France-Allemagne : qui bénéficie le plus d’une baisse de l’euro ?

Il faut parfois se méfier des évidences, en voilà une : « la baisse de l’euro profite d’abord aux pays dont les exportations sont sensibles au prix ». Et pour mesurer cette sensibilité, il suffit de calculer l’élasticité prix des exportations en volume : à un niveau de gamme élevé correspond une sensibilité aux prix faible. Les travaux (ceux du Trésor, de l’INSEE, du CAE ou de Patrick Artus) ne sont certes pas totalement convergents en la matière, mais ils confèrent au mieux une position intermédiaire à la France, qui plus est en régression par rapport à l’Allemagne, positionnée sur le haut de gamme. La France sortirait donc gagnante, par exemple, d’une baisse de la monnaie unique face au dollar, pas l’Allemagne.

C’est, en fait, un peu plus compliqué. Il faut d’abord ne pas oublier que la baisse de l’euro avantage l’industrie et les services exportateurs. Et, toutes choses égales par ailleurs, elle pénalise le pouvoir d’achat des ménages via le renchérissement des produits importés non-substituables et les entreprises centrées sur le marché domestique. L’industrie est donc très majoritairement la grande gagnante de la situation.

Or l’industrie, c’est encore environ 26% du PIB en valeur en Allemagne contre 14% en France. Avec la crise, l’industrie française s’est atrophiée encore plus et est devenue de trop petite taille pour totalement profiter d’une baisse du change. Il ne faut pas non plus sous-estimer la capacité de la machine à exporter allemande à se redéployer rapidement sur les bons partenaires du moment. Petit indice, les Etats-Unis ont détrôné la France comme premier partenaire commercial de l’Allemagne, une première depuis le milieu des années 70. C’est aussi vers les Etats-Unis que l’Allemagne a le plus exporté en 2015. La France, premier client des produits allemands depuis le début des années 60, passe là encore en deuxième position. Les mêmes données pour la France, montrent au contraire une Allemagne surdéterminante à la fois parce qu’elle est, et de loin, notre premier partenaire commercial, devant l’Italie et les Etats-Unis qui à eux deux ne pèse pas autant. C’est aussi notre premier client, loin devant les Etats-Unis en deuxième position.

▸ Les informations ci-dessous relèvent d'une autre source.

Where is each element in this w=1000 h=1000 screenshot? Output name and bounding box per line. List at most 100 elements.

En élargissant un peu le champ géographique, il apparaît très vite que l’Allemagne n’a eu de cesse depuis des années de s’affranchir de la conjoncture européenne en générale et celle de la zone euro en particulier : les exports allemands en direction de la zone euro sont passés de 44% du total avant la crise à 37% aujourd’hui. Bien sur la France a suivi la même trajectoire mais un cran en dessous : elle part de plus haut et a moins réduit sa dépendance vis-à-vis de ses plus proches voisins. Ces éléments ne nous disent cependant pas qui a été le plus en pointe dans la conquête des marchés extra-européens. C’est pourquoi il est plus pertinent de regarder la part de chacun dans les exportations de la zone à destination du reste du monde (qui élimine les échanges intra-européens). Et encore une fois l’Allemagne se démarque et continue à affirmer sa suprématie.

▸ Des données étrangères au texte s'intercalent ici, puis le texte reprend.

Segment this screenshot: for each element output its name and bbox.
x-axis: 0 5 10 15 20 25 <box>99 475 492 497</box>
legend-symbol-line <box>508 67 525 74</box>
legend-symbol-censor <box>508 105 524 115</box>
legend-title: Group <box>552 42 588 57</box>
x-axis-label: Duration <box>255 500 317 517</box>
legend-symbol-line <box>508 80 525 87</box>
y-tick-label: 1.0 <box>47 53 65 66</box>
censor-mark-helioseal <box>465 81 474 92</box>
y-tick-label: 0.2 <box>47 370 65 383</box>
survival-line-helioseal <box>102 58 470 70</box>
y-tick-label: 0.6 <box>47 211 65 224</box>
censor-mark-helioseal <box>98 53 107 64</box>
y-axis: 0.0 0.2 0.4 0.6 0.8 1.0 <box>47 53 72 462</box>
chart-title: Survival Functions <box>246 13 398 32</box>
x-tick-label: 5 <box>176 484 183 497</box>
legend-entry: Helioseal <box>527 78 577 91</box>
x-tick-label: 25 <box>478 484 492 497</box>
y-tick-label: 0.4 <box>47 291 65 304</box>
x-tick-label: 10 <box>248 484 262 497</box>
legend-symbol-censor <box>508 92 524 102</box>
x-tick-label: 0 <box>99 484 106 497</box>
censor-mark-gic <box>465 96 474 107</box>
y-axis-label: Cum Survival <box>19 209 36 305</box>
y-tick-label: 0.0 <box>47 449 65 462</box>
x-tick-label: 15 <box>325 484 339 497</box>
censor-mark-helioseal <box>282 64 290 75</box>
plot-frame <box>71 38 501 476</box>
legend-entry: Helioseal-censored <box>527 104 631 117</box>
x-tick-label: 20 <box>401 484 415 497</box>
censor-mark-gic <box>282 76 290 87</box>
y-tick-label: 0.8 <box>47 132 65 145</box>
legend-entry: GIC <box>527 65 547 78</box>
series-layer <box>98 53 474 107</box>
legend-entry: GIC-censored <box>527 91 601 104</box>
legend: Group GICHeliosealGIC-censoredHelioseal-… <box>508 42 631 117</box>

Et maintenant comment se joue la partie en seconde division, entre la France, l’Italie et l’Espagne. Pour la France, on peut voir que les choses de stabilisent, et s’améliorent même la dernière année avec le coup de pouce du CICE et de la baisse de l’euro. Même constat côté italien, mais avec une légère érosion en fin de période. Enfin côté Espagnol. La désinflation interne a bien porté ses fruits. Mais la fin de période lui est moins favorable. Bref l’Allemagne est le principal bénéficiaire de la baisse de l’euro, la France beaucoup moins.

La conclusion s’impose d’elle-même. Avec un euro fort, l’Allemagne gagne beaucoup et la France perd. Avec un euro faible, l’Allemagne gagne toujours beaucoup et la France un peu. En fait, avec l’euro c’est quand même toujours l’Allemagne qui gagne le plus à la fin.